Stopyra Wiktor, Voytsekhivskyy Oleksiy, Grzybowski Andrzej
MW-med Eye Centre, Krakow, Poland; Department of Medicine, University of Applied Sciences, Nowy Targ, Poland.
Kyiv Clinical Ophthalmology Hospital Eye Microsurgery Center, Kyiv, Ukraine.
Can J Ophthalmol. 2025 Aug;60(4):200-207. doi: 10.1016/j.jcjo.2025.01.020. Epub 2025 Feb 26.
To compare accuracy of 7 artificial intelligence (AI)-based intraocular lens (IOL) power calculation formulas in medium-long eyes DESIGN: Retrospective observational study.
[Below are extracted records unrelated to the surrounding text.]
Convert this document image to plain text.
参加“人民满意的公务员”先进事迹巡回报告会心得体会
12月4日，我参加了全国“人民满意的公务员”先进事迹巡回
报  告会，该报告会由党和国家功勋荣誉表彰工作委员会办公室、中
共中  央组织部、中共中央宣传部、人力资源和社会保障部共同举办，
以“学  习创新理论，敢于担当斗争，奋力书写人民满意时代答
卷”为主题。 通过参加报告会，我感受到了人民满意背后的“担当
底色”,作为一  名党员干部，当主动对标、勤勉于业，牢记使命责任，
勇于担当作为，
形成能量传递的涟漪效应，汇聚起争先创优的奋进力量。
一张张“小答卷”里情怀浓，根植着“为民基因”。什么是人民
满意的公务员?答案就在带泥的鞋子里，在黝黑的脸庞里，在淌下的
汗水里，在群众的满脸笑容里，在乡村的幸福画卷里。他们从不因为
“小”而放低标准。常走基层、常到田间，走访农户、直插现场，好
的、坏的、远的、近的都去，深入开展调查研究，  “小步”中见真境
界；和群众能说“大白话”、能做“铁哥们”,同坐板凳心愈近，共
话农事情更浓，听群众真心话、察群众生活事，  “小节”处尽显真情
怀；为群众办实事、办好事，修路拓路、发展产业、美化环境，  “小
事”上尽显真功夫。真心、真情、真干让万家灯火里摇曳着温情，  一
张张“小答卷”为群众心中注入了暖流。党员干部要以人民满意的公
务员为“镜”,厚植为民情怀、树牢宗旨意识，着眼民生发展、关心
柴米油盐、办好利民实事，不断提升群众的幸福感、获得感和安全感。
The data of patients with eyes with an axial length of 24.5 mm to 25.99 mm, who underwent phacoemulsification between May 2018 and September 2023 were analyzed. Inclusion criteria were complete biometric and refractive data. Exclusion criteria were intraoperative or postoperative complications, previous eye surgery, or corneal diseases, postoperative best-corrected visual acuity less than 0.8 and corneal astigmatism greater than 2.0 D. Prior to cataract surgery, IOL power was calculated using a Zeiss IOLMaster 700 (Carl Zeiss Meditec AG, Jena, Germany). The power of the implanted IOL was randomly selected from the outcomes of one of the following formulas, i.e., SRK/T, Holladay 2, or Barrett Universal II. Three months after phacoemulsification, refraction was measured. Postsurgery, IOL power calculations were performed using the following formulas: Hill-RBF 3.0, Kane, PEARL-DGS, Ladas Super Formula AI (LSF AI), Hoffer QST, Karmona, and Nallasamy. The main outcome measures used were SD, since prediction error (PE) was zeroed, and the percentage of eyes with PE was within ±0.50 D.
One hundred eighty-four eyes with axial lengths of between 24.50 mm and 25.97 mm, were studied. The Karmona formula obtained the lowest SD (0.322) just before Hill-RBF 3.0 (0.324) and Pearl-DGS (0.334), however, without statistical significance (p > 0.05). The highest percentage of eyes with PE within ±0.50 D was achieved by Karmona (89.67%) ahead of Hill-RBF 3.0, LSF AI and Pearl-DGS (all equally 87.50 each) without statistical significance (p > 0.490).
All studied AI-based formulas provided highly accurate outcomes in medium-long eyes.
比较7种基于人工智能(AI)的人工晶状体(IOL)屈光力计算公式在中长眼中的准确性。
回顾性观察研究。
分析2018年5月至2023年9月期间接受白内障超声乳化手术、眼轴长度在24.5 mm至25.99 mm之间的患者数据。纳入标准为完整的生物测量和屈光数据。排除标准为术中或术后并发症、既往眼部手术史、角膜疾病、术后最佳矫正视力低于0.8以及角膜散光大于2.0 D。在白内障手术前,使用蔡司IOLMaster 700(德国耶拿卡尔蔡司医疗技术股份公司)计算IOL屈光力。植入IOL的屈光力从以下公式之一的结果中随机选择,即SRK/T、Holladay 2或Barrett Universal II。白内障超声乳化术后3个月,测量屈光度数。术后,使用以下公式进行IOL屈光力计算:Hill-RBF 3.0、Kane、PEARL-DGS、Ladas Super Formula AI(LSF AI)、Hoffer QST、Karmona和Nallasamy。主要观察指标为标准差(SD),因为预测误差(PE)已归零,且PE在±0.50 D范围内的眼的百分比。
研究了184只眼轴长度在24.50 mm至25.97 mm之间的眼睛。Karmona公式获得的标准差最低(0.322),仅次于Hill-RBF 3.0(0.324)和Pearl-DGS(0.334),但无统计学意义(p>0.05)。PE在±0.50 D范围内的眼的百分比最高的是Karmona(89.67%),领先于Hill-RBF 3.0、LSF AI和Pearl-DGS(均为87.50%),无统计学意义(p>0.490)。
所有研究的基于AI的公式在中长眼中均提供了高度准确的结果。